Corporations got Reagan to construct the regulatory environment conducive to the globalization of production. This allowed Walmart to get over 50% of its products manufactured in Communist China. It allowed Nike to get it's sneakers made in Taiwanese sweatshops. Reliance upon ultra cheap labor markets in freedom hating, dictator-lead nations allowed corporations to radically lower their labor costs and increase their profits.
As corporations began to get more and more of their labor and raw material from unstable or hostile parts of the developing world, the military budget skyrocketed. This meant that the taxpayer began subsidizing the "military extraction" costs of corporations. The PC term is "stabilization". (Military protection of private sector supply chains is called welfare capitalism, which happens when business captures government and privatizes public resources. The story of American capitalism is the story of big business special interests which capture the state)
Two important things happened when production was globalized.
1) Corporations and their investors made unprecedented profits.
2) Americans lost good jobs/benefits and began to rely increasingly upon credit (debt) to stat afloat.
Essentially, Reaganomics ushered in the transition from wage-based consumption to debt-based consumption. Starting in 1980, American families began to borrow like never before. This transition to debt-based consumption actually resulted in a boom in the 80s and 90s.
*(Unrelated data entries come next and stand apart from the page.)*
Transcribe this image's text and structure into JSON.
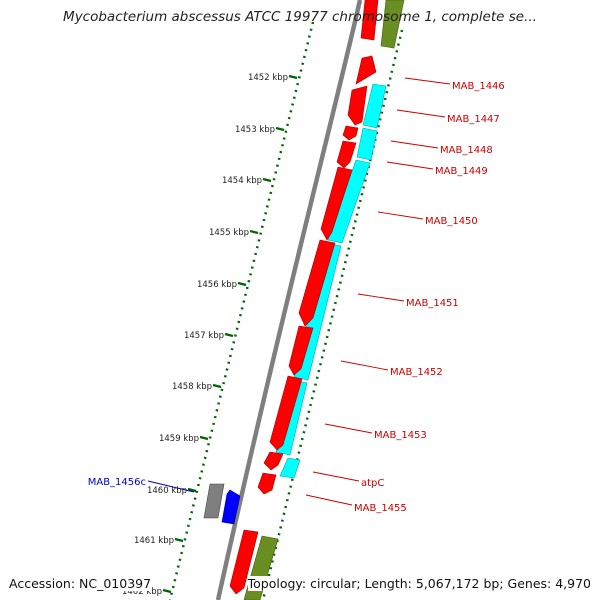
{
  "title": "Mycobacterium abscessus ATCC 19977 chromosome 1, complete se...",
  "footer": {
    "accession": "Accession: NC_010397",
    "summary": "Topology: circular; Length: 5,067,172 bp; Genes: 4,970"
  },
  "colors": {
    "forward_gene": "#ff0000",
    "cds_feature": "#00ffff",
    "rna_feature": "#6b8e23",
    "pseudo_feature": "#808080",
    "reverse_gene": "#0000ff",
    "tick": "#006400",
    "label_forward": "#cc0000",
    "label_reverse": "#0000cc"
  },
  "ticks": [
    {
      "label": "1452 kbp"
    },
    {
      "label": "1453 kbp"
    },
    {
      "label": "1454 kbp"
    },
    {
      "label": "1455 kbp"
    },
    {
      "label": "1456 kbp"
    },
    {
      "label": "1457 kbp"
    },
    {
      "label": "1458 kbp"
    },
    {
      "label": "1459 kbp"
    },
    {
      "label": "1460 kbp"
    },
    {
      "label": "1461 kbp"
    },
    {
      "label": "1462 kbp"
    }
  ],
  "gene_labels": [
    {
      "name": "MAB_1446",
      "strand": "forward"
    },
    {
      "name": "MAB_1447",
      "strand": "forward"
    },
    {
      "name": "MAB_1448",
      "strand": "forward"
    },
    {
      "name": "MAB_1449",
      "strand": "forward"
    },
    {
      "name": "MAB_1450",
      "strand": "forward"
    },
    {
      "name": "MAB_1451",
      "strand": "forward"
    },
    {
      "name": "MAB_1452",
      "strand": "forward"
    },
    {
      "name": "MAB_1453",
      "strand": "forward"
    },
    {
      "name": "atpC",
      "strand": "forward"
    },
    {
      "name": "MAB_1455",
      "strand": "forward"
    },
    {
      "name": "MAB_1456c",
      "strand": "reverse"
    }
  ]
}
The problem with funding consumption with debt (e.g., credit cards, personal loans) is that it only works for so long. Eventually, too many consumers become financially insolvent; they reach a point where they cannot consume and they cannot borrow another dime. When this happens, consumer demand shrinks to the point where the capitalist has to start laying workers off. This results in fewer consumers, which, in turn, results in more layoffs. It's a toxic cycle.